Johannes Remmel: Mit dem neuen Gesetz reagieren wir auf einen anhaltenden und schon in den letzten Jahren stattgefundenen Wertewandel. Zunächst geht es darum, die Jagd als Tradition in eine gute Zukunft zu führen, denn die Rolle der Jagd wird von den Menschen heute anders interpretiert als noch vor einigen Jahrzehnten und muss deswegen jeweils neu begründet werden. Daher steht NRW mit den notwendigen Anpassungen nicht alleine da, sondern reiht sich in die Bestrebungen vieler anderer Bundesländer ein, wie zum Beispiel Saarland, Baden-Württemberg oder Rheinland-Pfalz. Das neue ökologische Jagdgesetz orientiert sich darüber hinaus an einem Dreiklang: Tierschutz verbessern, Artenschutz stärken, Waldschutz sichern. In der Praxis bedeutet das, dass es für jedes Tier, das erlegt wird, auch eine sinnvolle Begründung geben muss.
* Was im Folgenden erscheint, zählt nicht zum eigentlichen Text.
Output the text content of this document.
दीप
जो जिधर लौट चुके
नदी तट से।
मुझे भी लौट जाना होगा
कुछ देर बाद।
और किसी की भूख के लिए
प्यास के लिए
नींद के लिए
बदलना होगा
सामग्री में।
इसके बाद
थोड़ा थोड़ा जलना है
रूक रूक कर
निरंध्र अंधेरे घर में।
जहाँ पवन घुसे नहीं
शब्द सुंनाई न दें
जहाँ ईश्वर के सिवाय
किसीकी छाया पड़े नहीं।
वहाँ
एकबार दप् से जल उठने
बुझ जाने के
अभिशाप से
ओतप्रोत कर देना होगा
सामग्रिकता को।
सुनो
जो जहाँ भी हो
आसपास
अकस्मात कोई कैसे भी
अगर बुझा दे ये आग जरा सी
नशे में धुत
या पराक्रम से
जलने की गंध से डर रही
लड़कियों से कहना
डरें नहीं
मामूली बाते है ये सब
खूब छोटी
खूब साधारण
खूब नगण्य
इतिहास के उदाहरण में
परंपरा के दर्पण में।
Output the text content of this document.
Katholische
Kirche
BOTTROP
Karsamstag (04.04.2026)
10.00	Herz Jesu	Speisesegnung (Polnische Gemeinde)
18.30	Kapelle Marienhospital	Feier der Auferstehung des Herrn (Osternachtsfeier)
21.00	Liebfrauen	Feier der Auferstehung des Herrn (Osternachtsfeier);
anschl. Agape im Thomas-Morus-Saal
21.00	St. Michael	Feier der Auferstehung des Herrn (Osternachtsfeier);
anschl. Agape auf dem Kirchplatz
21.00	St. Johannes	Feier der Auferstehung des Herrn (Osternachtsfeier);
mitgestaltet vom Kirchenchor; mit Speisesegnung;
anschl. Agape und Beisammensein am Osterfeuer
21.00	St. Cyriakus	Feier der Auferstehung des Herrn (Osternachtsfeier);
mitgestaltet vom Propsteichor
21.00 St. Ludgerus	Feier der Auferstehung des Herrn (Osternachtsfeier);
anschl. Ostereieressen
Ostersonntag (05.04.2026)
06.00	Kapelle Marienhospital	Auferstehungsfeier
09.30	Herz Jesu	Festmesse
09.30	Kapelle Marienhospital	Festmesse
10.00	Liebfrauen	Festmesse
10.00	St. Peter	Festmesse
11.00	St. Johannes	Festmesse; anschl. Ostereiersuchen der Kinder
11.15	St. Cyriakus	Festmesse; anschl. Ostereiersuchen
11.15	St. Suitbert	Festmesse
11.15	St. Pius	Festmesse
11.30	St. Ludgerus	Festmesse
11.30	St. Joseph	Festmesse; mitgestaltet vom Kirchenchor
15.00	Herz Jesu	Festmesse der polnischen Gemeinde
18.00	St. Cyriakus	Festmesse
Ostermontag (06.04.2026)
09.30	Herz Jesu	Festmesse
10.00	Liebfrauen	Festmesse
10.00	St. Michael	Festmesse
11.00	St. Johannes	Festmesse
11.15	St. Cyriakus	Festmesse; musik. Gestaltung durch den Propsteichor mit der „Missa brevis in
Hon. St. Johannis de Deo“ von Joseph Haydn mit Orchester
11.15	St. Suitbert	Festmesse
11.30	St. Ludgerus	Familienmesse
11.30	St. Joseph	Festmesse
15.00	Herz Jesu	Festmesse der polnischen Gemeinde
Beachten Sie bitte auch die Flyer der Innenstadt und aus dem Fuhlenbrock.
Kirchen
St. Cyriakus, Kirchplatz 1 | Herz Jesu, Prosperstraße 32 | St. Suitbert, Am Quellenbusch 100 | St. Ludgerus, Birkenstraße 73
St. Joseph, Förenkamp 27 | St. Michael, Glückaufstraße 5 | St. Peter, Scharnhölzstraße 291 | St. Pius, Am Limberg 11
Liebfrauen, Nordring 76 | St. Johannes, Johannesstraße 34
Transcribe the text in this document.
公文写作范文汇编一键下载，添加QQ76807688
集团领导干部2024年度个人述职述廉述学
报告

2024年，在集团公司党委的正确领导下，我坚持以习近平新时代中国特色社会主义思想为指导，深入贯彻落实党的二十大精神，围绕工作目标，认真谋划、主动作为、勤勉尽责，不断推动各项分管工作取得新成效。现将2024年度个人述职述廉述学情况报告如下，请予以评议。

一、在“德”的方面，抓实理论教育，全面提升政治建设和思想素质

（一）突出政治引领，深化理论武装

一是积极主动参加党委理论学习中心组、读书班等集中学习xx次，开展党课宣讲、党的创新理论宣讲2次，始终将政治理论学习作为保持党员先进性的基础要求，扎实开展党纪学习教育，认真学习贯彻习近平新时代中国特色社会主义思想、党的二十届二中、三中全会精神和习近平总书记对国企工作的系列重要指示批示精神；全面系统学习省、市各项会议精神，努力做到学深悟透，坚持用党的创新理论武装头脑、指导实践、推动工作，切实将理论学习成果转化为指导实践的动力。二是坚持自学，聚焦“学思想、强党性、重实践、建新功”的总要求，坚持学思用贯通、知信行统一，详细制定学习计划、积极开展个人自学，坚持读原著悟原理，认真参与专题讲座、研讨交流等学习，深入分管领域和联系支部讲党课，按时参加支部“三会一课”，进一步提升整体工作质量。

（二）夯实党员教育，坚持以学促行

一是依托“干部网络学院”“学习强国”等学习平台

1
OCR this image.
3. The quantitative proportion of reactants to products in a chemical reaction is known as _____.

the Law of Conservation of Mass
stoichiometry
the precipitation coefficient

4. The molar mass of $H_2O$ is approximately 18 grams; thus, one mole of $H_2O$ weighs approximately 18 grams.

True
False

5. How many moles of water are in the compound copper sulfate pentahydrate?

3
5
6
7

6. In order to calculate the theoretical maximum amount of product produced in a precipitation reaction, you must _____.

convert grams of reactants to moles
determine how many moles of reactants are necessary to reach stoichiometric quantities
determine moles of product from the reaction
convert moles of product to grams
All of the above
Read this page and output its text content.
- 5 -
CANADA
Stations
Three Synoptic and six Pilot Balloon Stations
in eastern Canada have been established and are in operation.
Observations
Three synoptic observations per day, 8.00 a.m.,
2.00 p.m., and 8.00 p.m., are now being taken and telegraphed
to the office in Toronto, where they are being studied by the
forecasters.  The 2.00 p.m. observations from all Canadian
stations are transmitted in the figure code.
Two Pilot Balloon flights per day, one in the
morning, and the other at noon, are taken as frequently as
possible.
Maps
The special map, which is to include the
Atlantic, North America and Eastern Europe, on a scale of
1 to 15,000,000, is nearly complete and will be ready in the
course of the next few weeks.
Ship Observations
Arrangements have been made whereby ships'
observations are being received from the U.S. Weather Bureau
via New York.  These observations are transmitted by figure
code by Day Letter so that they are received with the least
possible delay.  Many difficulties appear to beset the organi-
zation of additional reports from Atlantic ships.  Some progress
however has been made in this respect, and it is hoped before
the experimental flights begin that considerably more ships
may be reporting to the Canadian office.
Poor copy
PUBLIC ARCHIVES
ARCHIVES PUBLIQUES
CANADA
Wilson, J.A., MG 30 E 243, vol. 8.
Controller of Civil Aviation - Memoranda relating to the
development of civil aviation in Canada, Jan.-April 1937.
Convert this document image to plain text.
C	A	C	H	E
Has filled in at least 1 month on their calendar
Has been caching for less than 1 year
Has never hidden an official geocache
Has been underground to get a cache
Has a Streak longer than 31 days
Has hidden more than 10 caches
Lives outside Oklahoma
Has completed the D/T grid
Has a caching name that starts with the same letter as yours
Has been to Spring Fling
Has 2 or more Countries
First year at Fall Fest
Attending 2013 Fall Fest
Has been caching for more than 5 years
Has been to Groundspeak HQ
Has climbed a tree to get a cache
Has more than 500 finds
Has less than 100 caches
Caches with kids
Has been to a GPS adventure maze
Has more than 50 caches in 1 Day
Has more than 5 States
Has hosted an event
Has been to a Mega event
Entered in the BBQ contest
Dass es einen Sinn oder eine Nutzung geben muss, etwa als Nahrungsmittel, ist so auch seit dem Jahr 2002 im Grundgesetz verankert – durch die Aufnahme des Tierschutzes als Staatsziel.
Was läuft denn bei der Jagd aus Ihrer Sicht bisher falsch?
Remmel: Das neue Gesetz ist nicht gegen die Jagd gerichtet, sondern richtet die Jagd an neuen Zielen aus. Die Frage ist nicht, was bei der Jagd falsch läuft, sondern, wie Lösungen für eine breite gesellschaftliche Akzeptanz der Jagd gefunden werden können. Die Menschen verstehen zum Beispiel nicht, weshalb Katzen von Jägern geschossen werden dürfen. Zu Recht, denn es ist auch keineswegs Sache der Jäger hier einzugreifen – schließlich unterliegen Katzen ja auch nicht dem Jagdrecht. Wenn es hier Regelungsbedarf gibt, ist das eine Angelegenheit des Ordnungsrechts. Auch das Schießen zur Sammlung von Trophäen ist definitiv nicht mehr zeitgemäß. Eine Jagd auf Tiere soll mit dem neuen Gesetz nur noch erlaubt sein, wenn ein vernünftiger Grund vorliegt – dazu zählen zum Beispiel Verwertbarkeit, Schutz des Waldes oder die Abwehr einer Seuchengefahr.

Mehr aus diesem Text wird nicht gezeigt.